Michael MalatIm Glas goldgrün, gelbe Reflexe. In der Nase etwas zurückhaltend, frisch und floral, nach Wiesenkräutern und frischem Heu, unterlegt mit Anflügen heller Früchte. Am Gaumen gelbe Früchte, unterlegt mit heller Würze, mineralische Tendenzen gegen Schluss, durchgehend und recht ausgewogen, nicht zu breit, mittellang mit Tönen von Zitrone und gelben Früchten.

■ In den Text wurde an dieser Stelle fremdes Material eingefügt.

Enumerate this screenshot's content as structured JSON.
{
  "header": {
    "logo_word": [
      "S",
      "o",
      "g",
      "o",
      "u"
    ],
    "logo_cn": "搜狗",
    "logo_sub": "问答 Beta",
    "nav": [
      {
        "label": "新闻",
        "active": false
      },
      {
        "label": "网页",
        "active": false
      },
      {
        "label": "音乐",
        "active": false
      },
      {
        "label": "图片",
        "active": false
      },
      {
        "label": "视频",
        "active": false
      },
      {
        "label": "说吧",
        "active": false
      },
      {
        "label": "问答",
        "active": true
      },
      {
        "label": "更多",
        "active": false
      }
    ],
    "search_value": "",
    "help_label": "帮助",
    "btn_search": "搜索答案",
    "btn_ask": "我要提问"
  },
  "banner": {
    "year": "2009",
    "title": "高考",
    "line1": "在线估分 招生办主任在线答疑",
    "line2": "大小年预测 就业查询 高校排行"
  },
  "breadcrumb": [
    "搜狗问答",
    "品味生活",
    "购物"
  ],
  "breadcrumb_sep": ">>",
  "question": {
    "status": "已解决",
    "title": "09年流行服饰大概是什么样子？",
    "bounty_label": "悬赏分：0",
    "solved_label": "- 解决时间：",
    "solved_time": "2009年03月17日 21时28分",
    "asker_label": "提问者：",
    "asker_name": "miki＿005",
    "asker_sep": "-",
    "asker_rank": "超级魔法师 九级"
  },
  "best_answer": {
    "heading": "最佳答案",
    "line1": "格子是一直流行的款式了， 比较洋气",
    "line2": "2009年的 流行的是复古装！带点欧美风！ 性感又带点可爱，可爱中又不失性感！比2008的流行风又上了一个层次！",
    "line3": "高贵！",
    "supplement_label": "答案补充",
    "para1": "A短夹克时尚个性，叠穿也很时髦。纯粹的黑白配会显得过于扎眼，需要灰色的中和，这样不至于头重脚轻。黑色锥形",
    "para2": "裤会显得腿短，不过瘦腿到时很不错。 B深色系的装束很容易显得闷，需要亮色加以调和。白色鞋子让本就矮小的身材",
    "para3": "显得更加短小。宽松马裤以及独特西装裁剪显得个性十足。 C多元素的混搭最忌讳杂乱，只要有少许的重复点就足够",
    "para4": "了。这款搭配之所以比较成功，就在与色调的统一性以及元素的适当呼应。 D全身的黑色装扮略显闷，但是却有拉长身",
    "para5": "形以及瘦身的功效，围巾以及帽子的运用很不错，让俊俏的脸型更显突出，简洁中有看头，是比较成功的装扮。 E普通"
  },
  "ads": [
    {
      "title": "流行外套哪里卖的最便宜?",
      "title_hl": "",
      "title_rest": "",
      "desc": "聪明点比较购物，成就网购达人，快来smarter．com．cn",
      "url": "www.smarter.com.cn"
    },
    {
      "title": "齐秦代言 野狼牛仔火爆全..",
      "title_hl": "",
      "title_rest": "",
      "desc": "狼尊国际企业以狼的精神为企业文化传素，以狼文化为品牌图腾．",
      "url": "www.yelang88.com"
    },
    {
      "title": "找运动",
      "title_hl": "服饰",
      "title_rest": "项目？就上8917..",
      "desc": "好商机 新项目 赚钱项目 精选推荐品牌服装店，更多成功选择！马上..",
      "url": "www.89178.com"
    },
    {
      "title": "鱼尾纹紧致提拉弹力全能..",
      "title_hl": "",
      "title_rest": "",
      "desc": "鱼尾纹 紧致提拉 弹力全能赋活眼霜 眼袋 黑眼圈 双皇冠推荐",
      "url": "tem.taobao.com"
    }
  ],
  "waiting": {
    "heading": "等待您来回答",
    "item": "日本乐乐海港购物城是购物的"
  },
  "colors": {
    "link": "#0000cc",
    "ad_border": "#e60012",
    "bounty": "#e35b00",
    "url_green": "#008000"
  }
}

Ein Klassiker, wie er da steht, in seinem goldenen Kleid. Schöne, sortentypische Töne, durchgängig und unaufdringlich. Mit mehr Luft immer ansprechender, das Süß-Säure-Spiel verführt zum immer weiteren probieren. Die Verkosterrunde diskutiert ob sich zwei oder vielleicht drei Sterne ausgehen, letztendlich werden es knapp drei werden. Übrigens ein Supermarktwein, dieser Kandidat. Preislich um die € 8,-.

Das Weingut Malat steht für ein gutes Stück österreichische Weingeschichte. Gerald Malat hat bereits 1974 das Weingut übernommen und es im Laufe der Zeit zu über 50 ha Weingärten ausgebaut, was für österreichische Verhältnisse fast schon ein Großbetrieb ist. Inzwischen hat die nächste Generation, Michael Malat, übernommen und füllt etwa 250.000 Flaschen im Jahr. Im Weingarten wie im Keller steht der Qualitätsgedanke stets im Vordergrund und das schmeckt man auch.